WHY ARE THE ‘RIGID THREAD LINES’ DIFFERENT?
The difference of our lines is that conventional Dyneema braided lines also have excellent breaking resistance characteristics, but can’t keep their original length when under tension. This is due to their entirely braided structure that sees the fibers being crossed over each other with an angle of approximately 30° compared to the load angle (0°). Once a conventional braided line is under tension it’s fibers will tend to align towards the load line and progressively start to stretch. A conventional braided line will stretch up to 10% of their original length when under load. (so a 25 meter line can stretch up to 25 cms).
Imagine by comparison the ‘Rigid Thread Lines’ like a widely used electric cable. Core copper wires are covered with a plastic protection sock.
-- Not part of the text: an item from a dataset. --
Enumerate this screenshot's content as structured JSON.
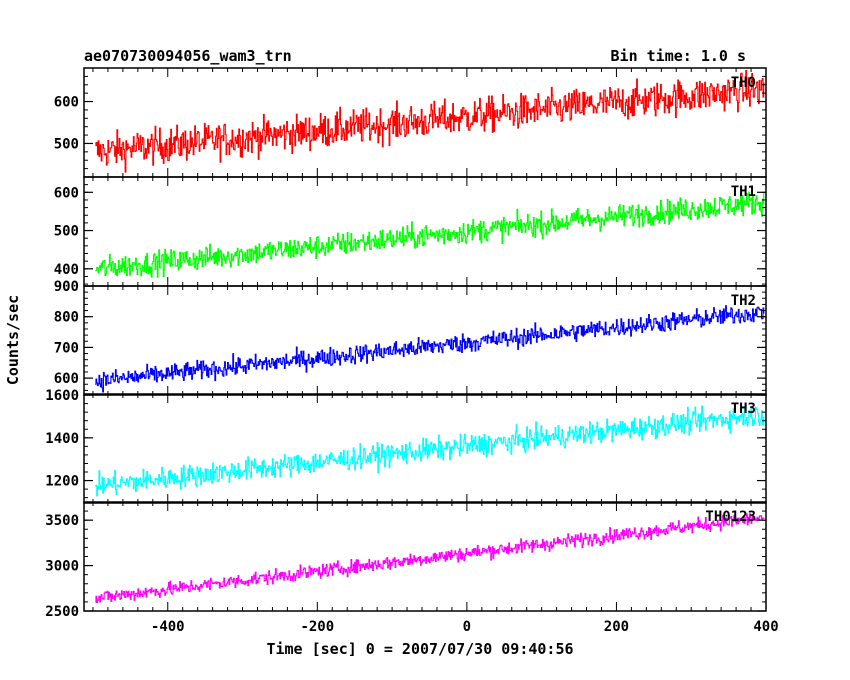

In the ‘Rigid Thread Lines’ copper is replaced by unidirectional Dyneema pre-tensioned fibers instead of braided fibers, covered (like the plastic part on the electric cable) with a very thin braided Dyneema sock to keep the internal non-braided unidirectional fibers in place and protecting them from abrasion.
This allows to create an absolutely direct connection between the bar and the kite, since what connects them together is an unidirectional non braided fiber core.
For this reason our exclusive ‘Rigid Thread Lines’ have a maximum stretch of 0,1% (so a 25 meter line can stretch up to max. 2,5 cms).
The ‘Rigid Thread Lines’ of RRD Kites will never be subject to adjustment, since they won’t even stretch under stress-related moves, for example by extreme loops or other radical manouvers, and consequently it is impossible to end up with stretched lines and/or of a different length and therefore the trim of the kite remains unchanged through the years.
The ‘Rigid Thread Lines’ will always be visually, technically and feeling-wise, compact and rigid throughout the course of their lives, maintaining all its physical and technical characteristics unaltered over the time.
The standard braided kite line has more stretch, which results in different line lengths, power absorption and reduction of performance, especially at the moment where you change the direction of the kite, where the load on the lines reaches its peak.